This is false for the cyclic group of order $6$. Let $g$ be a generator. Then $g^2-g+1$ acts by $0$ on the representations where $g$ acts by a primitive $6$-th root of $1$, and hence is not a unit in the group ring, but $1-1+1=1$ is relatively prime to $6$.

Generalizing this example, the statement is false for the cyclic group of order $pq$, with $p$ and $q$ two different primes. Let $g$ generate this group and let $\chi: G \to \mathbb{C}^{\ast}$ be a character with $\chi(g)$ a primitive $pq$-th root of unity. Let $\Phi_{pq}(x) = \sum c_k x^k$ be the $pq$-th cyclotomic polynomial. So the element $\Phi_{pq}(g)= \sum c_k g^k$ in $\mathbb{Z}[G]$ acts by $\Phi_{pq}(\chi(g)) =0$ on the representation $\chi$. Thus $\sum c_k g^k$ is not a unit. On the other hand, $\sum c_k = \Phi_{pq}(1)= 1$. (To compute the last, note that $\Phi_{pq}(x) = \frac{(x^{pq}-1)(x-1)}{(x^q-1)(x^p-1)}$ and take the limit as $x \to 1$.)

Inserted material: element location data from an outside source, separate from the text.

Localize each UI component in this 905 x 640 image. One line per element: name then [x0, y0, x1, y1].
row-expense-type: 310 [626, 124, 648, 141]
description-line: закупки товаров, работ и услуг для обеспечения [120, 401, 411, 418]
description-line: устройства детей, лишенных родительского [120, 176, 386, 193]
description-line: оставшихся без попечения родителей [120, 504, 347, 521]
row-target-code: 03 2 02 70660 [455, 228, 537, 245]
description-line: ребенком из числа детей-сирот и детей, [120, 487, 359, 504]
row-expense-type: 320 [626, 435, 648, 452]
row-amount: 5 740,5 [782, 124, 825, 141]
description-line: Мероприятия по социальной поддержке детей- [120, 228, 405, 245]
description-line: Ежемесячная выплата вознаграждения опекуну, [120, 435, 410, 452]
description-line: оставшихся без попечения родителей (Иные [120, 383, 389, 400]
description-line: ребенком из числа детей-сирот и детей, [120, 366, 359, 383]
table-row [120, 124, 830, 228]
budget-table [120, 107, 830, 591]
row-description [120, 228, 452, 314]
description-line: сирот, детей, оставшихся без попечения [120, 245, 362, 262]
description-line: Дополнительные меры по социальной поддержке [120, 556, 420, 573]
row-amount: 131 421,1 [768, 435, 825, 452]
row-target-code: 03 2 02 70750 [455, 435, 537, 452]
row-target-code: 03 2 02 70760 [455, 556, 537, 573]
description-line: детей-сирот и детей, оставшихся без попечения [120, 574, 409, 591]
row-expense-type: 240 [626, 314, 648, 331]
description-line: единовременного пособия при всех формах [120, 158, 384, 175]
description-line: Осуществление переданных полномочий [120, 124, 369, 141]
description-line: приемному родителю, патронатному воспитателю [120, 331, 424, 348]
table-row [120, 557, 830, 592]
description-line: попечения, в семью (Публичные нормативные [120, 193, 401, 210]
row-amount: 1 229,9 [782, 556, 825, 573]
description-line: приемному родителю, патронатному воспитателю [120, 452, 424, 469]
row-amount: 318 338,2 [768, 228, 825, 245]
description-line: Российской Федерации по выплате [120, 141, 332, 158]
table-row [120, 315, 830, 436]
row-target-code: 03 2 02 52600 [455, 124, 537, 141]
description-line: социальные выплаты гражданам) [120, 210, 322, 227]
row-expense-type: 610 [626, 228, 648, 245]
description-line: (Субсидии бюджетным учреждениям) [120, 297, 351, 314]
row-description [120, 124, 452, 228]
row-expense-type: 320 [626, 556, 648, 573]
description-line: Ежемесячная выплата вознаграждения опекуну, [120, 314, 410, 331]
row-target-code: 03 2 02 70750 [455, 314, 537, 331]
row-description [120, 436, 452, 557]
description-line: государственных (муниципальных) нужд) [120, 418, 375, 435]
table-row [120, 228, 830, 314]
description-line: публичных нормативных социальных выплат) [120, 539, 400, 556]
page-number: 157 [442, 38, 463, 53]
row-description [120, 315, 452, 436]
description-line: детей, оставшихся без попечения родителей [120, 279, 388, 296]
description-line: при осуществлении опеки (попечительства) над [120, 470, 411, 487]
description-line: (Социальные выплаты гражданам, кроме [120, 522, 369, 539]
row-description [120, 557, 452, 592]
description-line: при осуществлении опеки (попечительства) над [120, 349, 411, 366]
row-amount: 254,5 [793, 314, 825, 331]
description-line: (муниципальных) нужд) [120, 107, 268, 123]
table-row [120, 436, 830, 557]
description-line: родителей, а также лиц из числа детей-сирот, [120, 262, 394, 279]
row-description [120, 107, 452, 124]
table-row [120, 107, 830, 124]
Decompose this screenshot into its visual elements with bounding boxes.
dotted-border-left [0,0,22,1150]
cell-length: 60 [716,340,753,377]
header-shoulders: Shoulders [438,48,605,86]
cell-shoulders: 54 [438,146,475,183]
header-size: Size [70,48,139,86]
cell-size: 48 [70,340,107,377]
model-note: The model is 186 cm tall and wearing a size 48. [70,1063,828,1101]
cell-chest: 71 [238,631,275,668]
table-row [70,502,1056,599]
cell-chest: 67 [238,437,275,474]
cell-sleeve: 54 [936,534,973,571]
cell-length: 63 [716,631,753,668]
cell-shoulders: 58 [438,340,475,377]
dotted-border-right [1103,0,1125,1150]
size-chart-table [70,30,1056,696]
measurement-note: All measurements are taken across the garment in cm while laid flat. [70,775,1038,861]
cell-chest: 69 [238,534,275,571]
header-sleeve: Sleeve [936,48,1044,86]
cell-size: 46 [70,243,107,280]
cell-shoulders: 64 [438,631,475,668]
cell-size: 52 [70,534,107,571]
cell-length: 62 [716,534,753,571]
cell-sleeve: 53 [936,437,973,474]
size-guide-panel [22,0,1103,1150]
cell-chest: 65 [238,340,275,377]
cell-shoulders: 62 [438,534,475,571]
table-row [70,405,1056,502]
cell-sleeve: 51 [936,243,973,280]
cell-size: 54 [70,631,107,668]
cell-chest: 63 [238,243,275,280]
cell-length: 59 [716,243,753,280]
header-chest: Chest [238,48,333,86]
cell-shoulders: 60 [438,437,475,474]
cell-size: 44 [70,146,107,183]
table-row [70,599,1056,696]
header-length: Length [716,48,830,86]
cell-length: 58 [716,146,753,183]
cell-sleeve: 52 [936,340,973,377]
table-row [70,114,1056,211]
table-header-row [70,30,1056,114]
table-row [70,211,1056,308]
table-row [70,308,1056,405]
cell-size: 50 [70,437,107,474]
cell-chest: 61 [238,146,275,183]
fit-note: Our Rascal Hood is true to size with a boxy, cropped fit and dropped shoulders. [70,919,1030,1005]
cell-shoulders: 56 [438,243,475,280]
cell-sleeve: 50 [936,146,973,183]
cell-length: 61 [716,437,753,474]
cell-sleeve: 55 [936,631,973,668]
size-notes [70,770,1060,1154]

I claim further that, if $G$ has any element of non-prime-power order, then $G$ fails to have this condition. Let $g$ be an element of order $pq$ and let $\chi: \langle g \rangle \to \mathbb{C}^{\ast}$ be an injective character. Let $V = \mathrm{Ind}_{\langle g \rangle}^G \chi$. Then $V$ restricted to $\langle g \rangle$ has $\chi$ as a summand, and this summand is in the kernel of $\Phi_{pq}(g)$ acting on $V$. So $\Phi_{pq}(g)$ acts non-injectively on a representation of $G$, and thus is not a unit.

So the only groups for which this might be right are groups where every element has prime power order. These were classified by Higman, so you can dig into his paper if you care enough.

On the positive side, the statement is true whenever $G$ is a $p$-group. Let $\alpha = \sum c_g g \in \mathbb{Z}[G]$. I will show that the determinant of $\alpha$ acting on $\mathbb{Z}[G]$ is $\left( \sum c_g \right)^{|G|} \bmod p$, and hence is not $0$ if $\sum c_g \not \equiv 0 \bmod p$. Reducing $\mathbb{Z}[G]$ modulo $p$, we get an action of $\alpha$ on $\mathbb{F}_p[G]$. More generally, I claim that $\alpha$ acts on any $G$-representation $V$ over $\mathbb{F}_p$ by $\left( \sum c_g \right)^{\dim V}$. This is simple: $V$ has a filtration whose associated graded is a $\dim V$-dimensional trivial representation. Passing to the associated graded doesn't change determinant, and $\alpha$ acts on the $1$-dimensional trivial representation by $\sum c_g$.